What is less often acknowledged in Western coverage is the structural reason why this influence has been so durable. The United States, having rejoined UNESCO under a Trump-era reversal of the earlier Biden withdrawal, now contributes resources but less consistently ideological energy. European members are engaged but divided on China policy in ways that prevent coordinated counter-positioning. In the absence of a sustained Western institutional strategy, Beijing's patient relationship-building looks considerably more purposeful by comparison.

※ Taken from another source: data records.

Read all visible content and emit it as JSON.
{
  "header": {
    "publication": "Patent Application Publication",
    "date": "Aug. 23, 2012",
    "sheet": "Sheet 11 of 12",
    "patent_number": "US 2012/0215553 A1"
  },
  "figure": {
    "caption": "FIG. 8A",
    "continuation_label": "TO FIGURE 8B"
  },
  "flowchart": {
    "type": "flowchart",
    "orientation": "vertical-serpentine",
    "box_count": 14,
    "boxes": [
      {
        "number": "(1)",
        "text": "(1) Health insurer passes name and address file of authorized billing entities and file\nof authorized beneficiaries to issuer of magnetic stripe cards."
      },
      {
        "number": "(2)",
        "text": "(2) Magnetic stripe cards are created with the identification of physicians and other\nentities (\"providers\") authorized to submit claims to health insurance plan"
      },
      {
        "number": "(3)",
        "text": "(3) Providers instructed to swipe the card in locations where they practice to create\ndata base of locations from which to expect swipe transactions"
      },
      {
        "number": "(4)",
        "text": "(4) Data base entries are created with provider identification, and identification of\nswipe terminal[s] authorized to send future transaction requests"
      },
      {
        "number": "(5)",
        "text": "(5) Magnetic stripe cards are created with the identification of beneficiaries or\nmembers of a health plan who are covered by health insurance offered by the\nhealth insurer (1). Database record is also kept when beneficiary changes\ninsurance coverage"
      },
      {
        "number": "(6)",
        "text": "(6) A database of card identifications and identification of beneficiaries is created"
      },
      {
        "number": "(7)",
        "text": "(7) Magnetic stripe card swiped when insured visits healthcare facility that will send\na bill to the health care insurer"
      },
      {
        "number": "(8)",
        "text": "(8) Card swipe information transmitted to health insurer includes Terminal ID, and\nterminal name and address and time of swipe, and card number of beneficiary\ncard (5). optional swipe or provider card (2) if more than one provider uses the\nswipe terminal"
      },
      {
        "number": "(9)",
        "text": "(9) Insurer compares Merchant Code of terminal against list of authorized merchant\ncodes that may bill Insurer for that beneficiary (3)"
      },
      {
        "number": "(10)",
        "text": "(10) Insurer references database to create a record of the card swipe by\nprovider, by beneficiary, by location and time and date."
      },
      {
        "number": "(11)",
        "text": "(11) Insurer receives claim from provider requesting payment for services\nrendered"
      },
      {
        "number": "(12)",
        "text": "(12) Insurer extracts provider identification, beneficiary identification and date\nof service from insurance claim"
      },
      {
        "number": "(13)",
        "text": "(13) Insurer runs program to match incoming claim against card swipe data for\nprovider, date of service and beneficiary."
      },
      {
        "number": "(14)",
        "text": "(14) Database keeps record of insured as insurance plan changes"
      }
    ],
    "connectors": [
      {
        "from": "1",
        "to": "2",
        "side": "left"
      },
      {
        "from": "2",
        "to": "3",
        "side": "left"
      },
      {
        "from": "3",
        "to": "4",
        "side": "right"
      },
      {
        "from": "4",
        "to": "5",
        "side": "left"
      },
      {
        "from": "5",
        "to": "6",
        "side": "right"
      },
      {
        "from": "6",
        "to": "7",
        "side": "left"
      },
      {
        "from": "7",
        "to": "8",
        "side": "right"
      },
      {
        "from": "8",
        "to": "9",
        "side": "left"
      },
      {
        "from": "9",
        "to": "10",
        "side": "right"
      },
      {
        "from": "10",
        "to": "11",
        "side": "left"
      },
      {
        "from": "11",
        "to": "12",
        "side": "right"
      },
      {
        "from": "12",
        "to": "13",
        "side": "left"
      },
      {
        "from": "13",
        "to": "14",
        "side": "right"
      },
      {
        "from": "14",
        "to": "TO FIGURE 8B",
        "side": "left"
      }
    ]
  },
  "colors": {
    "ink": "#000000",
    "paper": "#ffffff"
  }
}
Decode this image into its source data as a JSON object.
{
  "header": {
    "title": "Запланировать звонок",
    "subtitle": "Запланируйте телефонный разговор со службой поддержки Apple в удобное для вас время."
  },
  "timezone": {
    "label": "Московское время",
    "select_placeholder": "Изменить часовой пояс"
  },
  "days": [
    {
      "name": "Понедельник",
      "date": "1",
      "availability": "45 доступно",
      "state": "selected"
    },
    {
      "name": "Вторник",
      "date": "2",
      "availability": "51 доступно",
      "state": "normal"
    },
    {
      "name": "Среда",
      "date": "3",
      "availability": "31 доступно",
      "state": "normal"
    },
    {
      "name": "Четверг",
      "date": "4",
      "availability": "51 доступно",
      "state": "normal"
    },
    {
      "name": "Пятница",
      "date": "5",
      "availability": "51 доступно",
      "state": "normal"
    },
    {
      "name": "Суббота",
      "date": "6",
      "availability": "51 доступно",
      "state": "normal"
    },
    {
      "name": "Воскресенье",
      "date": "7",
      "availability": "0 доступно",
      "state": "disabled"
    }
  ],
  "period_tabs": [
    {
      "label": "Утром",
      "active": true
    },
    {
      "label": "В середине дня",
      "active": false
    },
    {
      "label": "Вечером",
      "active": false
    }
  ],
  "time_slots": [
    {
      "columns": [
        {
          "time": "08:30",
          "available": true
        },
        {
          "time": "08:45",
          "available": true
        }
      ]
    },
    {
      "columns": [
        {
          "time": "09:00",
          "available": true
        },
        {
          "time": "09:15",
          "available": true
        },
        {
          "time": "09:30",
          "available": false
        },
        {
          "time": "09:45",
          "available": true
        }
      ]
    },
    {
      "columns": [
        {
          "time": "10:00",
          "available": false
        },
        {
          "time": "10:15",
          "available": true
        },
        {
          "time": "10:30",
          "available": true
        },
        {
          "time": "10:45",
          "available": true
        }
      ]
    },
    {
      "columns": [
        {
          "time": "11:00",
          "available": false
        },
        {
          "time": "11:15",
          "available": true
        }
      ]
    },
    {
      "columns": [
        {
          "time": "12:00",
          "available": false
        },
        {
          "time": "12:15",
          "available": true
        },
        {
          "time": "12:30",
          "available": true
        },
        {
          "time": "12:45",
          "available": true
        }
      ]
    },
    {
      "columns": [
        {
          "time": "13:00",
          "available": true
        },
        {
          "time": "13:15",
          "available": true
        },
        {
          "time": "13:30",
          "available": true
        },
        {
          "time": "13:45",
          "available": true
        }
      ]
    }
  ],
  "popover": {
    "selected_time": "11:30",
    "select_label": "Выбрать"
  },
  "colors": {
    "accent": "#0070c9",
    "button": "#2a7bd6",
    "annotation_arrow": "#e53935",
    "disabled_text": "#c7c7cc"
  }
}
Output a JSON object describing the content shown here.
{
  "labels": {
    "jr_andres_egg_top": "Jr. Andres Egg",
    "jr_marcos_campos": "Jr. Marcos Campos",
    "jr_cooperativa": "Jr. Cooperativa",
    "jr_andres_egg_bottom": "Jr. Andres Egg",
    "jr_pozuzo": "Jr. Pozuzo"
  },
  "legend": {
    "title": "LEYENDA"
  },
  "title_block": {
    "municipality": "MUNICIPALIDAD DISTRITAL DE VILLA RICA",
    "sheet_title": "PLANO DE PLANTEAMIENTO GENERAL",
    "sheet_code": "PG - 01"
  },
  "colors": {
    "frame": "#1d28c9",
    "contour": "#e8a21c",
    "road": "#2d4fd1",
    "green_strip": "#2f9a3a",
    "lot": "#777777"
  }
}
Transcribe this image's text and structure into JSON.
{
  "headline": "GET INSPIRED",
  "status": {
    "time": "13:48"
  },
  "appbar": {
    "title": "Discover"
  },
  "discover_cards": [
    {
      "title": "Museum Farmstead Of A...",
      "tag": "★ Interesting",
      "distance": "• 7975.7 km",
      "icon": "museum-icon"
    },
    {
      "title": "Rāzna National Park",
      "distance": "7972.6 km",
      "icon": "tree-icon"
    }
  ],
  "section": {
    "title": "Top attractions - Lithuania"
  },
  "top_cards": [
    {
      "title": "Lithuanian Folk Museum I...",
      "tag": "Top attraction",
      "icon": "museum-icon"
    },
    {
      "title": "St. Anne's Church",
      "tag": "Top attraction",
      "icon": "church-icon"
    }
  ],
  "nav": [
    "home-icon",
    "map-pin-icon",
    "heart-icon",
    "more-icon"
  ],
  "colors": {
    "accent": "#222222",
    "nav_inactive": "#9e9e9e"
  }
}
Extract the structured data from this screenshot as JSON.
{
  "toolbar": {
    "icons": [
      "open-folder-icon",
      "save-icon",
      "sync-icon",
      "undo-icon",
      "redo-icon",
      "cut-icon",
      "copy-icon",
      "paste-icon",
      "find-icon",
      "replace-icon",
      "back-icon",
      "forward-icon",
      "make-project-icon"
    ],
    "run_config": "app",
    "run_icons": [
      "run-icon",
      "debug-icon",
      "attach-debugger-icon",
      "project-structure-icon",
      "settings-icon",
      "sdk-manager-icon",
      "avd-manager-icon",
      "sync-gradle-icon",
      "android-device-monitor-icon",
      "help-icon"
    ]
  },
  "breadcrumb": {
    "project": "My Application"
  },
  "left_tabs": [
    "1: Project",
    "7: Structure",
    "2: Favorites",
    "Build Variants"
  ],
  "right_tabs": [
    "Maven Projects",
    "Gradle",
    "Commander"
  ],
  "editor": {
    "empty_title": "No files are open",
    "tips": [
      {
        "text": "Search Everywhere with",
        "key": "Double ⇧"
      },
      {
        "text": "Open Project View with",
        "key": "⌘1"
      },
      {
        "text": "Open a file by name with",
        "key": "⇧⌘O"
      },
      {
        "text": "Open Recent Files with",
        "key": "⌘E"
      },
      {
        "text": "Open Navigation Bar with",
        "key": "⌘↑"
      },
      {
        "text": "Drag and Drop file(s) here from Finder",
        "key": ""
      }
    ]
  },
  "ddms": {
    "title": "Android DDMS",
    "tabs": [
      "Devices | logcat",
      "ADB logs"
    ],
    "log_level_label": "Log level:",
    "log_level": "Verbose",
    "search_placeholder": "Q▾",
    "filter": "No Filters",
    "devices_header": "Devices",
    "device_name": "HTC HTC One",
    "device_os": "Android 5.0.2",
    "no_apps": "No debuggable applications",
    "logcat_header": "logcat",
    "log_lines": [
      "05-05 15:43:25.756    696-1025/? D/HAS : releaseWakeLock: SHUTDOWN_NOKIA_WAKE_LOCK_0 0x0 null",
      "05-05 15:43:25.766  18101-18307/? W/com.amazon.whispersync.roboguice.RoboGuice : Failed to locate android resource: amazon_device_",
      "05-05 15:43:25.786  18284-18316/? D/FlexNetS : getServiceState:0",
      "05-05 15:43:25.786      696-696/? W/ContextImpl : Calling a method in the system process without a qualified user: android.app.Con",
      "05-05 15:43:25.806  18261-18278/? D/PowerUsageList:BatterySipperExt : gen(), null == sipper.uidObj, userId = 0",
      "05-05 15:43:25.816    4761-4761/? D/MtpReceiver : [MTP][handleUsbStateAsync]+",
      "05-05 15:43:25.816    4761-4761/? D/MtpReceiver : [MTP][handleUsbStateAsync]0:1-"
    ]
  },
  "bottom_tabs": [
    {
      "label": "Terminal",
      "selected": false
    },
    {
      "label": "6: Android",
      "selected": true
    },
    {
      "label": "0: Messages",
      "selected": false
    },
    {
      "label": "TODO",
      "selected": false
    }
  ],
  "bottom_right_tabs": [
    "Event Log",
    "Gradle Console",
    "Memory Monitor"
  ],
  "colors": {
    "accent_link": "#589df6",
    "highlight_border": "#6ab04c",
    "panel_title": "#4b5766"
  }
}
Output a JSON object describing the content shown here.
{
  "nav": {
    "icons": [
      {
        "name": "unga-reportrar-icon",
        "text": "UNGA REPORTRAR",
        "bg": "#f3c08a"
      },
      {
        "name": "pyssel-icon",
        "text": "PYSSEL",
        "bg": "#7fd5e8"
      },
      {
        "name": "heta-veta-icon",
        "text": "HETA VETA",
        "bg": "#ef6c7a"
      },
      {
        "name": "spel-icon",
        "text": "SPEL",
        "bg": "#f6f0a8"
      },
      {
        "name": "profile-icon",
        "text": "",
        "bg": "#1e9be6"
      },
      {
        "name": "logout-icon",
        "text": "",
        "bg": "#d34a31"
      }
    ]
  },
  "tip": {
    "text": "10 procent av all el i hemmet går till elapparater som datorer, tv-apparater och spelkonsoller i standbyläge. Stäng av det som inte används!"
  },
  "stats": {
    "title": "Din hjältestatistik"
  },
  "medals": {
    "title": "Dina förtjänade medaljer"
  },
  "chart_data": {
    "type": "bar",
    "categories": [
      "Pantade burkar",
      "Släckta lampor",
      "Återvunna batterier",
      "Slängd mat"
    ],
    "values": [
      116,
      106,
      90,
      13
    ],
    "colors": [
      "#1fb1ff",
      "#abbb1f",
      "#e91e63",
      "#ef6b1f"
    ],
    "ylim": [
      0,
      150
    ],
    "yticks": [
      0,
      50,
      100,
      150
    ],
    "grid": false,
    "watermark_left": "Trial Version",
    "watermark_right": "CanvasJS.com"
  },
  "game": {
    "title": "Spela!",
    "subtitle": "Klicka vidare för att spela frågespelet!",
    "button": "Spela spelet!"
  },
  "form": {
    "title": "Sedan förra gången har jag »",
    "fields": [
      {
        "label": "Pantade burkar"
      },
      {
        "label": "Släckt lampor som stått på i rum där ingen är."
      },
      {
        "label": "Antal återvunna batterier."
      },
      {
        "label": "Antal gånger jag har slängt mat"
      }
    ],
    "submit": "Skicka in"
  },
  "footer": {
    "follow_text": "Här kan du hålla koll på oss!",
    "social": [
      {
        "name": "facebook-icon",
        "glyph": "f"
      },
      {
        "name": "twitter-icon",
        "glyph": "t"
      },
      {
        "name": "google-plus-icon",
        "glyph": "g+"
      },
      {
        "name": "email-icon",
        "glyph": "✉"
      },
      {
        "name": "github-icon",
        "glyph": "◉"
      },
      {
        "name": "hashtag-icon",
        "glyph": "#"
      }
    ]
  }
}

This does not mean the Western concerns are wrong. They identify real dynamics that deserve scrutiny. But the framing that treats Chinese engagement as aberration rather than as a sophisticated version of what great powers have always done in multilateral spaces — including Western powers, historically — tends to obscure the policy choices that would actually be needed to reverse the trend.
What Comes Next
El-Enany's visit does not resolve the underlying tensions so much as confirm their contours. China will continue to invest in UNESCO relationships as part of a broader strategy of institutional embedding; Western members will continue to grumble, selectively fund counter-programmes, and occasionally legislate in ways that limit but do not eliminate Chinese influence; the Secretariat will continue to navigate between member-state pressures while maintaining the institutional position that makes engagement with all major powers tenable.
The stakes are not abstract. The frameworks UNESCO helps define — around heritage protection, educational standards, AI ethics, cultural property — shape how dozens of countries allocate resources and frame their own national policies. Who participates in their construction, and on what terms, is therefore a question with practical consequences well beyond the corridors of the organisation's Paris headquarters.
The Director-General's visit to Beijing is a data point in a longer series. What it tells us is that China's institutional patience is intact, that multilateral bodies remain contested terrain, and that the Western effort to develop a coherent counter-strategy is still more aspiration than execution.
This publication's desk noted the contrast between the near-absence of the El-Enany visit from wire coverage in English-language outlets and its prominence in Chinese state-adjacent media — a difference that reflects different editorial priorities as much as different facts on the ground.